In a statement, Atrium said the rezoning petition will give the hospital system the flexibility to modernize its facilities at the medical center and meet the needs of the region given Charlotte’s rapid growth.
But the Dilworth Community Association says neighbors would like to see more specifics from Atrium.
People are worried about the hospital putting tall buildings next to residential homes. A site plan submitted as part of the rezoning request shows that buildings of up to 60 feet could be allowed near single-family homes on Fountain View Street and Garden Terrace.
“The neighborhood association has asked consistently for some sort of plan from the hospital, along with some level of transparency,” said Jill Walker, co-chair of the land use committee of the association. “And (Atrium) not being forthcoming has always created a fairly high level of stress specifically for the neighbors that live in proximity.”

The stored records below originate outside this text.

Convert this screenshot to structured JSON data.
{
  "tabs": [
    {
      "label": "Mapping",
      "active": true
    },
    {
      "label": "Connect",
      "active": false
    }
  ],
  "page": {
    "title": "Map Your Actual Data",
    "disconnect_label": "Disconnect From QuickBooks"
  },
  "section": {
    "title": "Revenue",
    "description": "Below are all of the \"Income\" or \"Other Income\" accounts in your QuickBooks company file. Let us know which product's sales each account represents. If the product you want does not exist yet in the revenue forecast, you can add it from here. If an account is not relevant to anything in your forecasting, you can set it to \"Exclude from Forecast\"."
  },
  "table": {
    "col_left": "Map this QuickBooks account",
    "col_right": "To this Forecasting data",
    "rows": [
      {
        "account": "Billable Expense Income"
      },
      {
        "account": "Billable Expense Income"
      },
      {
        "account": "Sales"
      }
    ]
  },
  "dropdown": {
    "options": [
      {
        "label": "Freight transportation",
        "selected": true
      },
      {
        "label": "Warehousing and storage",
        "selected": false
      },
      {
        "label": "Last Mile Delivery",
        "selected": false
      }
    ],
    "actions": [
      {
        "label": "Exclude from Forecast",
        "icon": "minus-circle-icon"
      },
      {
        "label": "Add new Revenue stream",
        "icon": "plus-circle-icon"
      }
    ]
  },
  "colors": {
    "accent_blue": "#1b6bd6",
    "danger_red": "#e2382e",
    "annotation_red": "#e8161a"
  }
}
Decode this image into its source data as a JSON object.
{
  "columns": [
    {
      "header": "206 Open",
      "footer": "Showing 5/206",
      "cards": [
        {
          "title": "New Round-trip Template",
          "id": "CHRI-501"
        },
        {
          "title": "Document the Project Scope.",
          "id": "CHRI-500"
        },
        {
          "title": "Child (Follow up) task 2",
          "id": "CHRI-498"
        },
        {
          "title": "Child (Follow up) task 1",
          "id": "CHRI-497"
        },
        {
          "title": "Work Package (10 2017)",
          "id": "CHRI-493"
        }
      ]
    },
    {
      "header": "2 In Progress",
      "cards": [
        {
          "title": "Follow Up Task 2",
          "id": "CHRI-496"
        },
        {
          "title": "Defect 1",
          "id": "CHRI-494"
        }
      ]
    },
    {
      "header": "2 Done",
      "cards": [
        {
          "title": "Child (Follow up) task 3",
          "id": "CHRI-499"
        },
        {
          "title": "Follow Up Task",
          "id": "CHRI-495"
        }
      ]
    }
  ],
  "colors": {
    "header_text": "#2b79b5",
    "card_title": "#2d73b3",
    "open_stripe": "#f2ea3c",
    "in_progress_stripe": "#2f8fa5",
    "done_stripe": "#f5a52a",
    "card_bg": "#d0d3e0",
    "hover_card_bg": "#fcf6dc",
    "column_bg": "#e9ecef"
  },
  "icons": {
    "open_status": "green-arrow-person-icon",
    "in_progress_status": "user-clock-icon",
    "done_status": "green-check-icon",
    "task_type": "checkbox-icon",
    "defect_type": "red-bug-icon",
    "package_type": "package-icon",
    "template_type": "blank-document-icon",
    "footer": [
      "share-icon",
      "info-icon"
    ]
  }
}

In its statement, Atrium said it has met with neighborhood representatives and will continue to do outreach in the community to share its rezoning plan and development proposal. “The rezoning plan will evolve as we receive feedback from the community, the city and various governmental departments,” it said.
City Council member Larken Egleston, who represents the area, understands neighbors’ concerns, but also noted that the hospital needs room to expand.
“They’re doing a lot of great things in the community and for the community, and I think they’re going to need some flexibility for that campus to accommodate those things,” he said. “But neighbors should be able to have an expectation that there will be certainty in a plan that big.”
In the early 2000s, the $53 million Latta Pavilion project was one of the first examples of a mixed-use development in Charlotte, much to the dismay of some residents at the time.
The recent sales and proposed developments would add more density to a neighborhood once considered the city’s first suburb, built up around the streetcar in the 1890s.
For Egleston, the key is encouraging that density in the right places.
“It’s figuring out what makes Dilworth Dilworth and how do we protect that, but allow for development and growth along the edges,” he said.
Standing in the Key Man parking lot, Stevens, who rents in the building, points to the Theory Design Studio store next door. Moving won’t impact his organization as much, because he’s mostly out in the field. But he worries about the businesses who have customers in the area.
“That’s a small business right there,” he said. “Now they’ve got to fight for space somewhere within the vicinity that ain’t too expensive for them. …
“It’s hard for small businesses. They’re pushing them out.”